第9話 神皇様は上皇様が心配です
すいません。600字程度と今日は短いです。
上皇ミカドが神界から人間界に移住してまだ一月余り。宿屋を初めて二組目のお客のお悩み解決に向けて思案をしいている時、時を同じころ神界では神皇様が曾祖父であり左大臣のミカルドを呼び出していた。
「大お爺様、上皇様は如何しておられる」
「陛下、それは昨日もその前もその前の前もお聞きですよ」
「私は上皇様が心配なだけです」
「……分かっておりますが、上皇にはユミルもサガルもキャスハだって付いて居ります。

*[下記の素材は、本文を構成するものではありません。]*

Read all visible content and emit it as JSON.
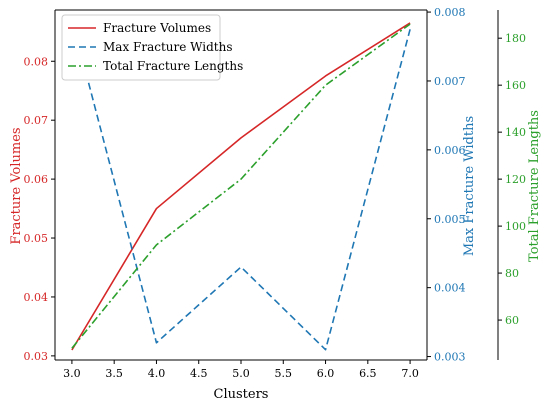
{
  "chart_data": {
    "type": "line",
    "xlabel": "Clusters",
    "x_ticks": [
      "3.0",
      "3.5",
      "4.0",
      "4.5",
      "5.0",
      "5.5",
      "6.0",
      "6.5",
      "7.0"
    ],
    "xlim": [
      2.8,
      7.2
    ],
    "axes": [
      {
        "id": "left",
        "label": "Fracture Volumes",
        "color": "#d62728",
        "ylim": [
          0.0293,
          0.0887
        ],
        "ticks": [
          "0.03",
          "0.04",
          "0.05",
          "0.06",
          "0.07",
          "0.08"
        ],
        "tick_values": [
          0.03,
          0.04,
          0.05,
          0.06,
          0.07,
          0.08
        ]
      },
      {
        "id": "right1",
        "label": "Max Fracture Widths",
        "color": "#1f77b4",
        "ylim": [
          0.00295,
          0.00803
        ],
        "ticks": [
          "0.003",
          "0.004",
          "0.005",
          "0.006",
          "0.007",
          "0.008"
        ],
        "tick_values": [
          0.003,
          0.004,
          0.005,
          0.006,
          0.007,
          0.008
        ]
      },
      {
        "id": "right2",
        "label": "Total Fracture Lengths",
        "color": "#2ca02c",
        "ylim": [
          43,
          192
        ],
        "ticks": [
          "60",
          "80",
          "100",
          "120",
          "140",
          "160",
          "180"
        ],
        "tick_values": [
          60,
          80,
          100,
          120,
          140,
          160,
          180
        ]
      }
    ],
    "series": [
      {
        "name": "Fracture Volumes",
        "axis": "left",
        "color": "#d62728",
        "dash": "solid",
        "x": [
          3,
          4,
          5,
          6,
          7
        ],
        "y": [
          0.031,
          0.055,
          0.067,
          0.0775,
          0.0865
        ]
      },
      {
        "name": "Max Fracture Widths",
        "axis": "right1",
        "color": "#1f77b4",
        "dash": "dashed",
        "x": [
          3,
          4,
          5,
          6,
          7
        ],
        "y": [
          0.0079,
          0.0032,
          0.0043,
          0.0031,
          0.00775
        ]
      },
      {
        "name": "Total Fracture Lengths",
        "axis": "right2",
        "color": "#2ca02c",
        "dash": "dashdot",
        "x": [
          3,
          4,
          5,
          6,
          7
        ],
        "y": [
          48,
          92,
          120,
          160,
          186
        ]
      }
    ],
    "legend": {
      "position": "top-left",
      "entries": [
        "Fracture Volumes",
        "Max Fracture Widths",
        "Total Fracture Lengths"
      ]
    },
    "grid": false
  }
}
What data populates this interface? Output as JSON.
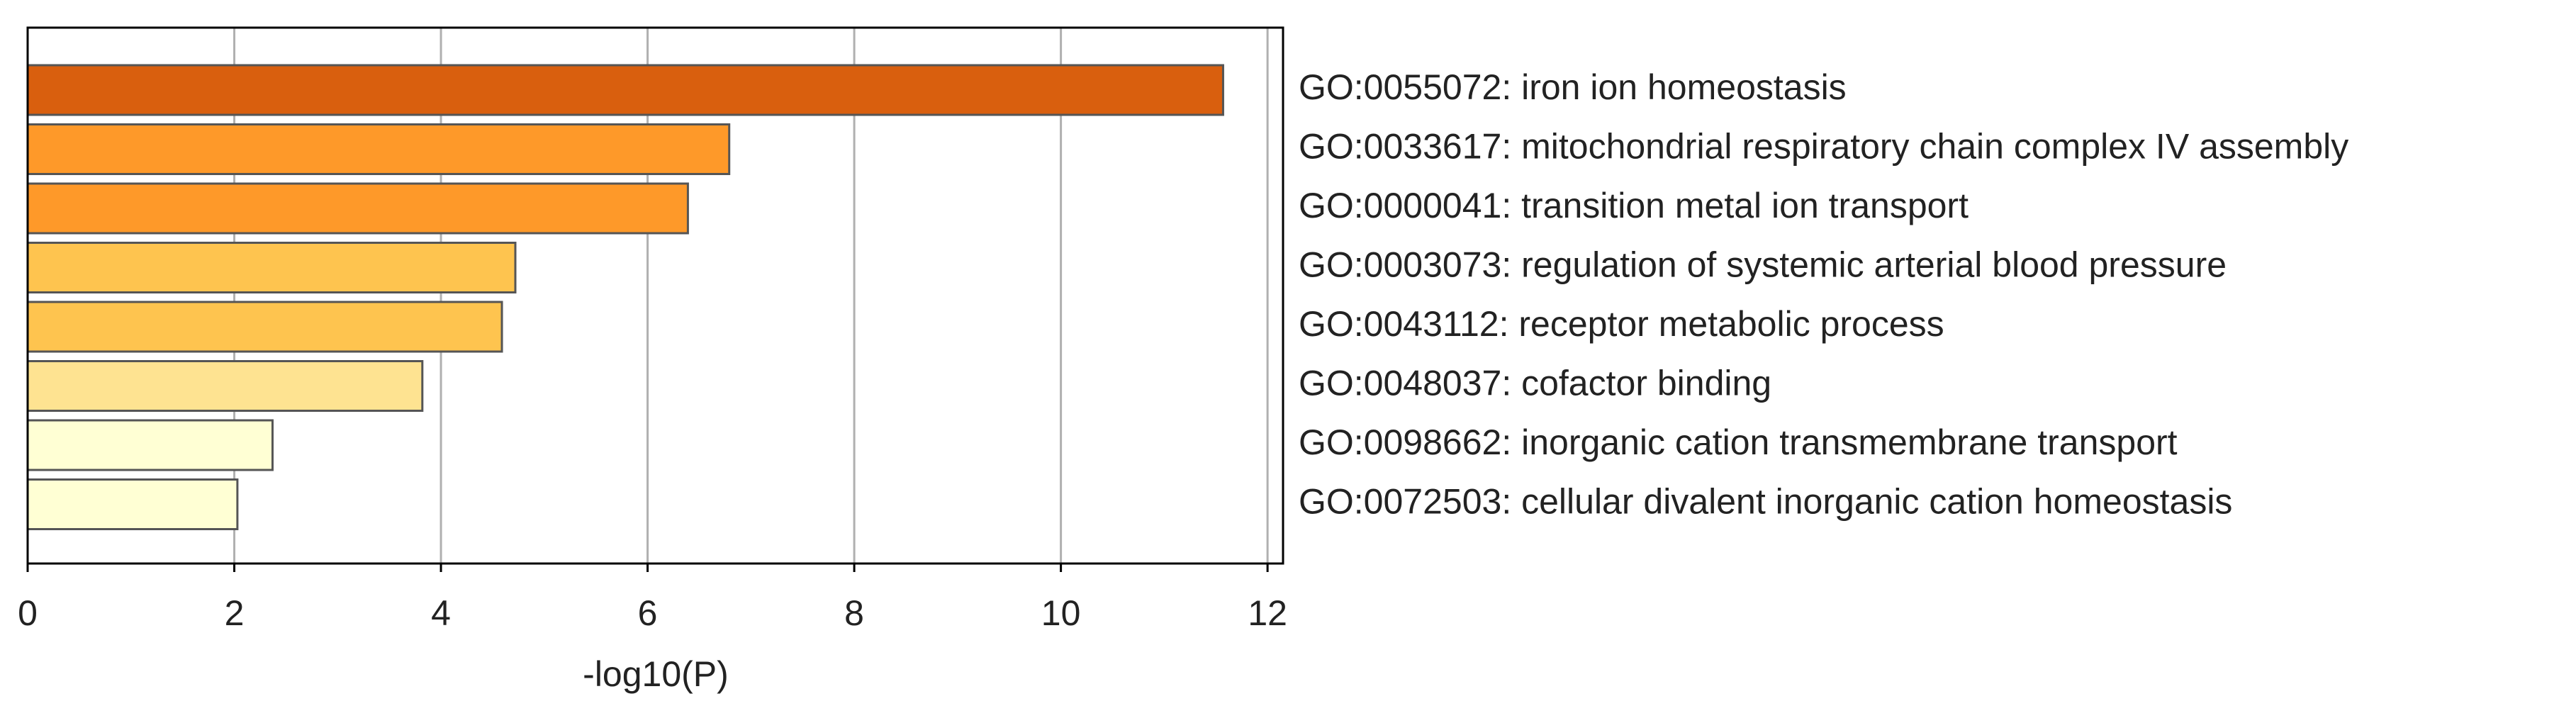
{
  "chart_data": {
    "type": "barh",
    "xlabel": "-log10(P)",
    "categories": [
      "GO:0055072: iron ion homeostasis",
      "GO:0033617: mitochondrial respiratory chain complex IV assembly",
      "GO:0000041: transition metal ion transport",
      "GO:0003073: regulation of systemic arterial blood pressure",
      "GO:0043112: receptor metabolic process",
      "GO:0048037: cofactor binding",
      "GO:0098662: inorganic cation transmembrane transport",
      "GO:0072503: cellular divalent inorganic cation homeostasis"
    ],
    "values": [
      11.57,
      6.79,
      6.39,
      4.72,
      4.59,
      3.82,
      2.37,
      2.03
    ],
    "colors": [
      "#d95f0e",
      "#fe9929",
      "#fe9929",
      "#fec44f",
      "#fec44f",
      "#fee391",
      "#ffffd4",
      "#ffffd4"
    ],
    "xlim": [
      0,
      12.15
    ],
    "xticks": [
      0,
      2,
      4,
      6,
      8,
      10,
      12
    ],
    "grid": true
  }
}
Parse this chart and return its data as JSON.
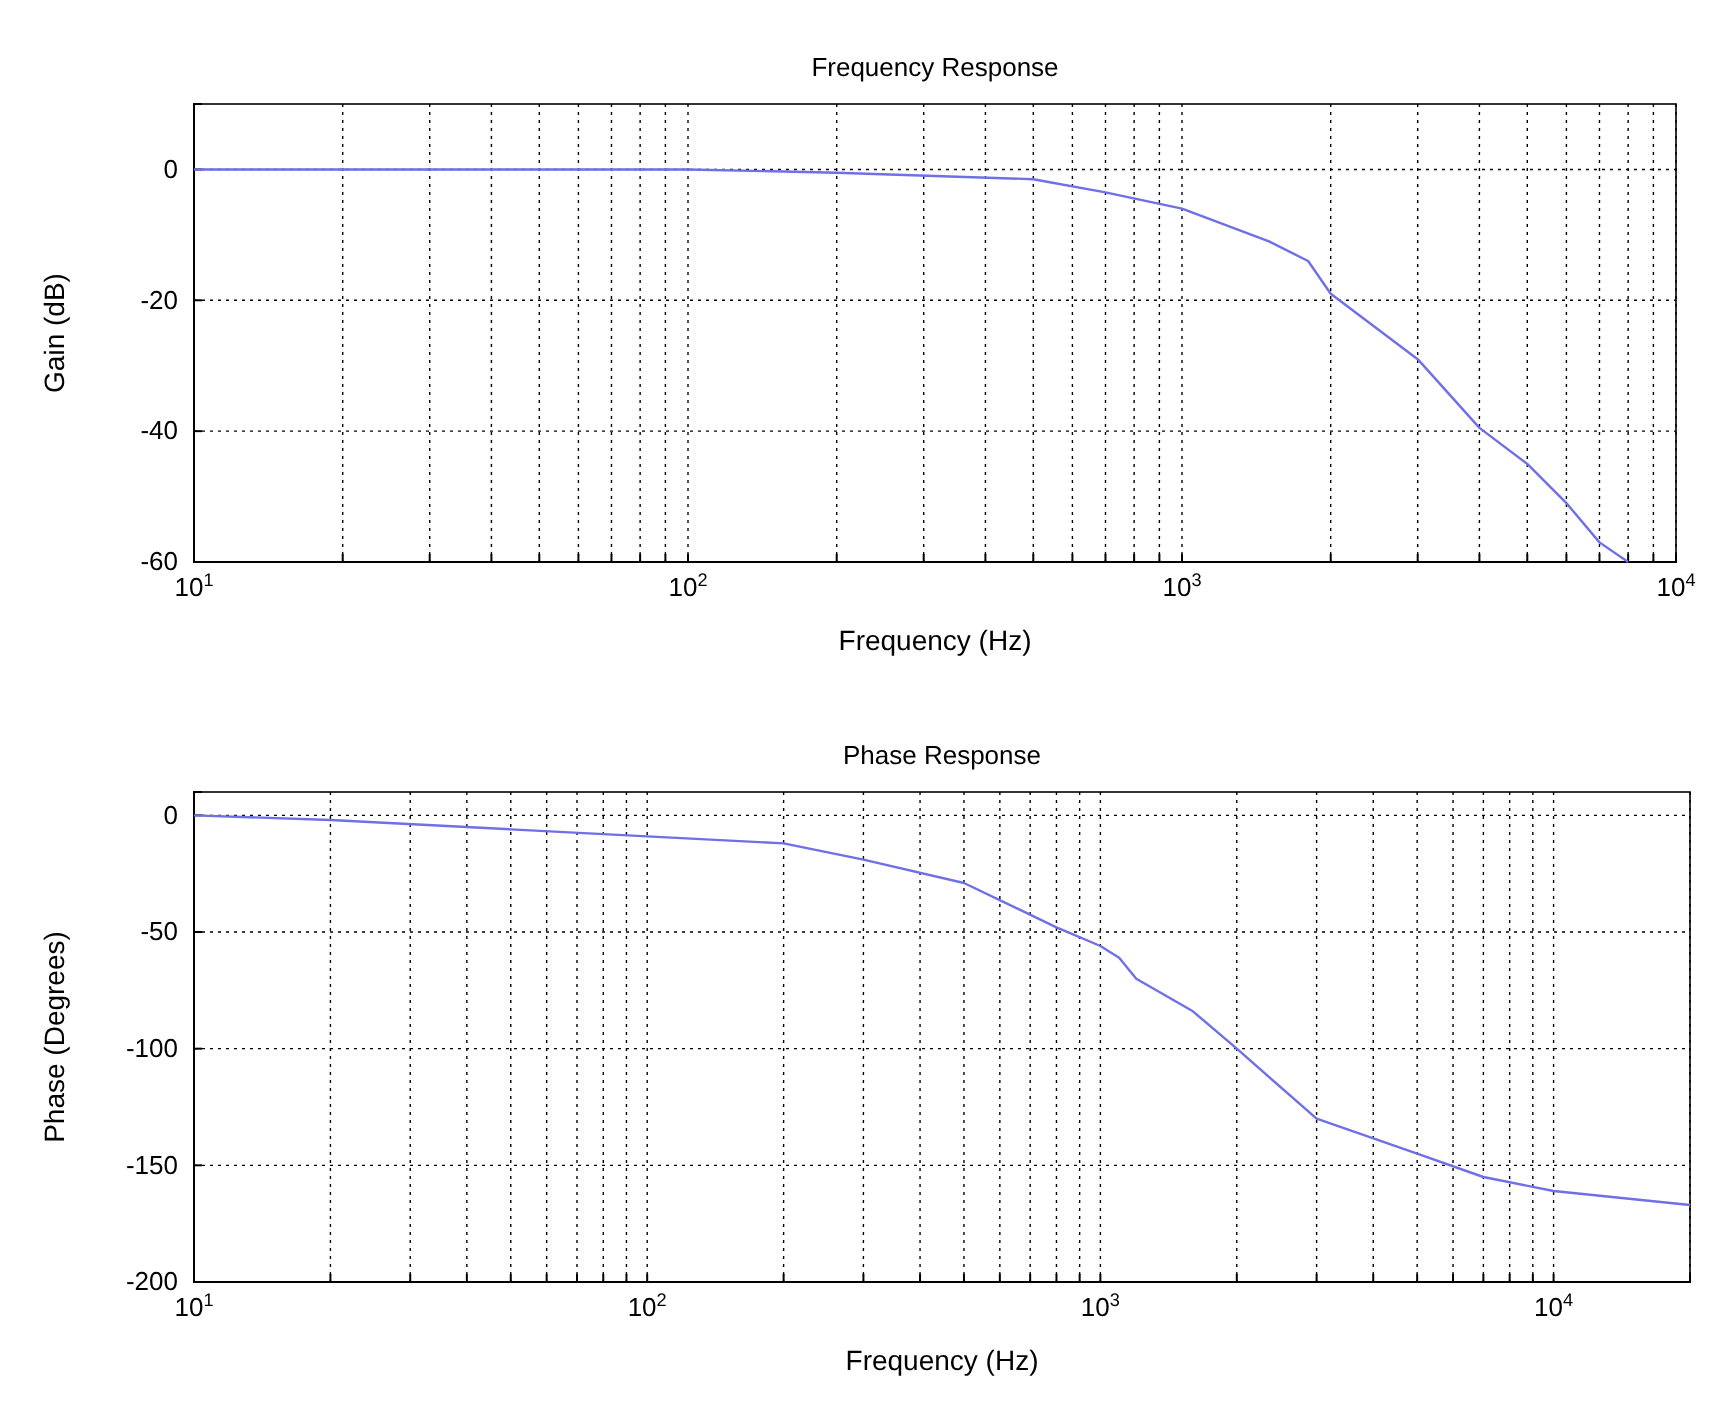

何か有れば連絡が来るでしょう」
「では、何も連絡が来て無いではないか」
「はい。来ておりません」
「誰かに様子を見させに向かわせた方がいいのでは……」
「その必要は有りません。人間界にはこのような言葉があります。『便りが無いのは元気な証拠』先ほども申しましたが、何か有ればお傍に付かせた者から連絡があります」
「…………」
「それよりも陛下、上皇の心配よりご自身のお仕事が進んでおりませんよ」
「……分かっておるわ」
「では、さっそく今日の予定ですが……」
「……それは左大臣殿と右大臣殿に任せる」
「なりません。財務大臣も含め我らが重責を務めるのは陛下の側近を育てるためと、陛下に小言を言いながらも執務の引継ぎが終わるまでの間。いつまでも父や爺達を頼ることが出来ないのですよ」
「…………」
「お黙りになると言う事はわかって頂いたという事で良いですね」
「…………」
有無を言わさぬ曾祖父に反して隙を見つけて人間界に降りて上皇様の様子を直接見に行くことを密かに決めた神皇ミカドであった。